Et puis il y a cette lucidité nouvelle. Tu es plus tranchant, plus précis. Moins de complaisance avec toi-même, avec ce que tu écris. C’est peut-être la meilleure chose qui te soit arrivée cette année. L’année du dépouillement, de l’essentiel. Si ça continue comme ça, tu vas finir par écrire quelque chose de vraiment brutal, un texte sans béquilles. Ce serait bien.

Voilà. 2023, c’était ça. Un recentrage, une ascèse. Tu as arrêté de tourner autour. Mais maintenant, il va falloir voir si tu acceptes d’aller jusqu’au bout.

Il a fallu que tu continues, malgré la fatigue.

2024

Alors voilà, tu t’es recentré. Moins de dispersion, moins d’envie d’être partout à la fois. Tu as choisi l’ombre plutôt que la lumière des galeries, mais pas pour disparaître : pour affiner, pour creuser. C’est un mouvement intéressant. Moins spectaculaire, mais plus profond.

Tu écris sur la transmission, sur le geste, sur l’apprentissage. Tu sembles vouloir mettre en mots ce que d’autres font sans y penser. C’est une bonne idée, sauf quand tu risques de trop expliquer. L’art ne se laisse pas toujours théoriser sans perdre une partie de sa force. À force d’analyser le mouvement, est-ce que tu n’oublies pas de le faire toi-même, sans regarder ?

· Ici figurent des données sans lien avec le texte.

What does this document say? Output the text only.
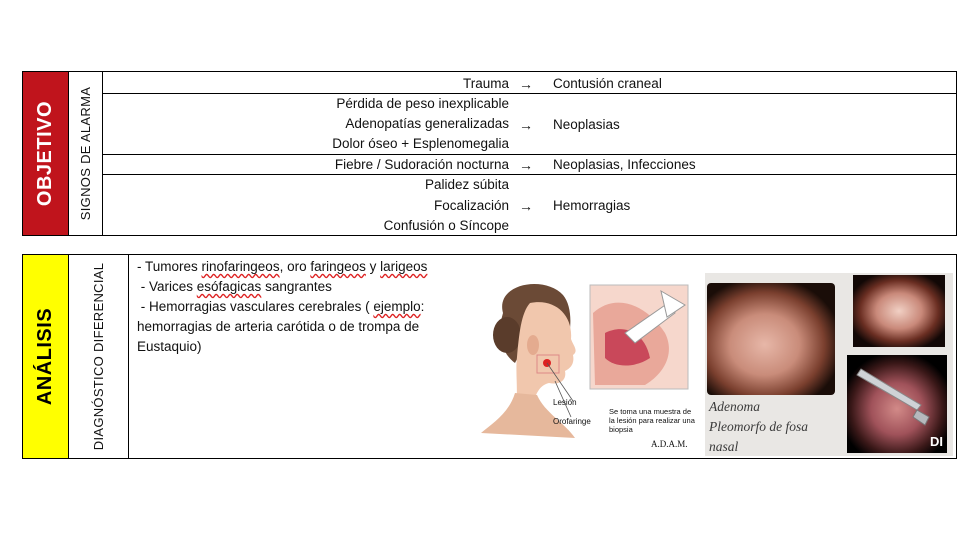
OBJETIVO SIGNOS DE ALARMA
Trauma → Contusión craneal
Pérdida de peso inexplicable
Adenopatías generalizadas
Dolor óseo + Esplenomegalia
→ Neoplasias
Fiebre / Sudoración nocturna → Neoplasias, Infecciones
Palidez súbita
Focalización
Confusión o Síncope
→ Hemorragias
ANÁLISIS	DIAGNÓSTICO DIFERENCIAL - Tumores rinofaringeos, oro faringeos y larigeos
- Varices esófagicas sangrantes
- Hemorragias vasculares cerebrales ( ejemplo:
hemorragias de arteria carótida o de trompa de
Eustaquio)
Lesión
Orofaringe
Se toma una muestra de la lesión para realizar una biopsia
A.D.A.M.	DI
Adenoma
Pleomorfo de fosa
nasal
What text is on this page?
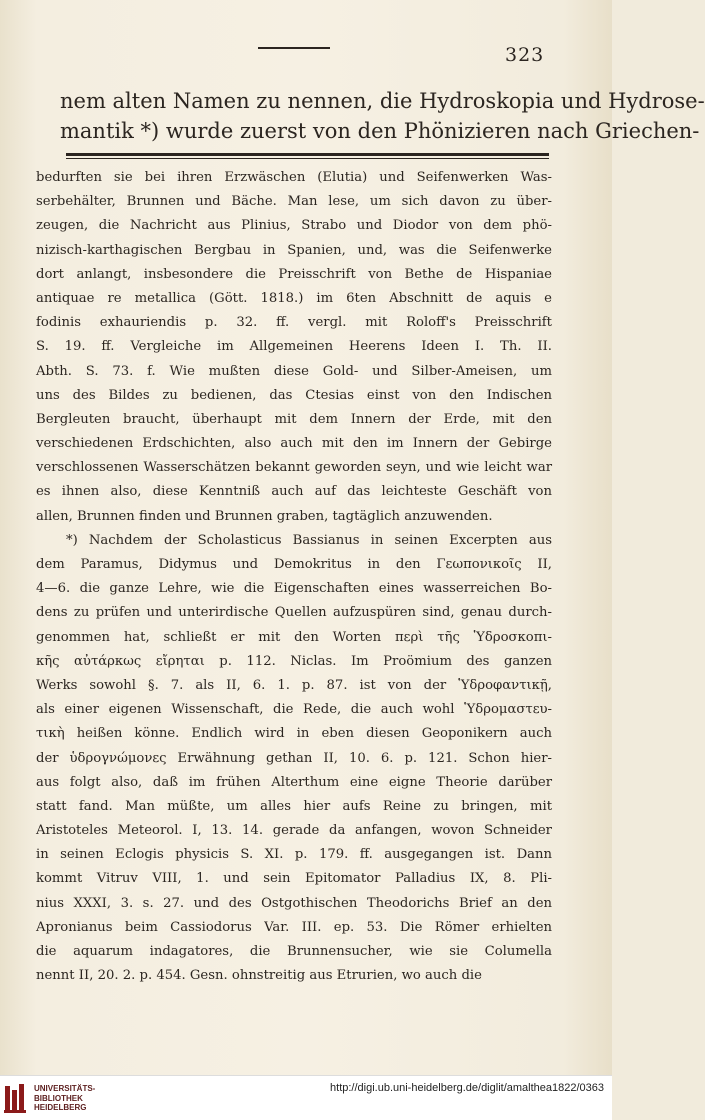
323
nem alten Namen zu nennen, die Hydroskopia und Hydrose-
mantik *) wurde zuerst von den Phönizieren nach Griechen-
bedurften sie bei ihren Erzwäschen (Elutia) und Seifenwerken Was-
serbehälter, Brunnen und Bäche. Man lese, um sich davon zu über-
zeugen, die Nachricht aus Plinius, Strabo und Diodor von dem phö-
nizisch-karthagischen Bergbau in Spanien, und, was die Seifenwerke
dort anlangt, insbesondere die Preisschrift von Bethe de Hispaniae
antiquae re metallica (Gött. 1818.) im 6ten Abschnitt de aquis e
fodinis exhauriendis p. 32. ff. vergl. mit Roloff's Preisschrift
S. 19. ff. Vergleiche im Allgemeinen Heerens Ideen I. Th. II.
Abth. S. 73. f. Wie mußten diese Gold- und Silber-Ameisen, um
uns des Bildes zu bedienen, das Ctesias einst von den Indischen
Bergleuten braucht, überhaupt mit dem Innern der Erde, mit den
verschiedenen Erdschichten, also auch mit den im Innern der Gebirge
verschlossenen Wasserschätzen bekannt geworden seyn, und wie leicht war
es ihnen also, diese Kenntniß auch auf das leichteste Geschäft von
allen, Brunnen finden und Brunnen graben, tagtäglich anzuwenden.
*) Nachdem der Scholasticus Bassianus in seinen Excerpten aus
dem Paramus, Didymus und Demokritus in den Γεωπονικοῖς II,
4—6. die ganze Lehre, wie die Eigenschaften eines wasserreichen Bo-
dens zu prüfen und unterirdische Quellen aufzuspüren sind, genau durch-
genommen hat, schließt er mit den Worten περὶ τῆς Ὑδροσκοπι-
κῆς αὐτάρκως εἴρηται p. 112. Niclas. Im Proömium des ganzen
Werks sowohl §. 7. als II, 6. 1. p. 87. ist von der Ὑδροφαντικῇ,
als einer eigenen Wissenschaft, die Rede, die auch wohl Ὑδρομαστευ-
τικὴ heißen könne. Endlich wird in eben diesen Geoponikern auch
der ὑδρογνώμονες Erwähnung gethan II, 10. 6. p. 121. Schon hier-
aus folgt also, daß im frühen Alterthum eine eigne Theorie darüber
statt fand. Man müßte, um alles hier aufs Reine zu bringen, mit
Aristoteles Meteorol. I, 13. 14. gerade da anfangen, wovon Schneider
in seinen Eclogis physicis S. XI. p. 179. ff. ausgegangen ist. Dann
kommt Vitruv VIII, 1. und sein Epitomator Palladius IX, 8. Pli-
nius XXXI, 3. s. 27. und des Ostgothischen Theodorichs Brief an den
Apronianus beim Cassiodorus Var. III. ep. 53. Die Römer erhielten
die aquarum indagatores, die Brunnensucher, wie sie Columella
nennt II, 20. 2. p. 454. Gesn. ohnstreitig aus Etrurien, wo auch die
UNIVERSITÄTS-
BIBLIOTHEK
HEIDELBERG
http://digi.ub.uni-heidelberg.de/diglit/amalthea1822/0363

Il y a aussi cette obsession du processus. Peindre, écrire, c’est devenu une sorte de rituel, une mécanique quotidienne. C’est bien, ça évite la complaisance, ça empêche de s’embourber. Mais attention à ne pas transformer la nécessité en habitude. Il faut que ça tremble encore un peu.

Et puis il y a la disparition. Tu parles de ce qui s’efface, de ce qui ne tient plus, de ce qui n’a pas vocation à durer. Comme si tout ce que tu faisais était une manière d’archiver l’éphémère.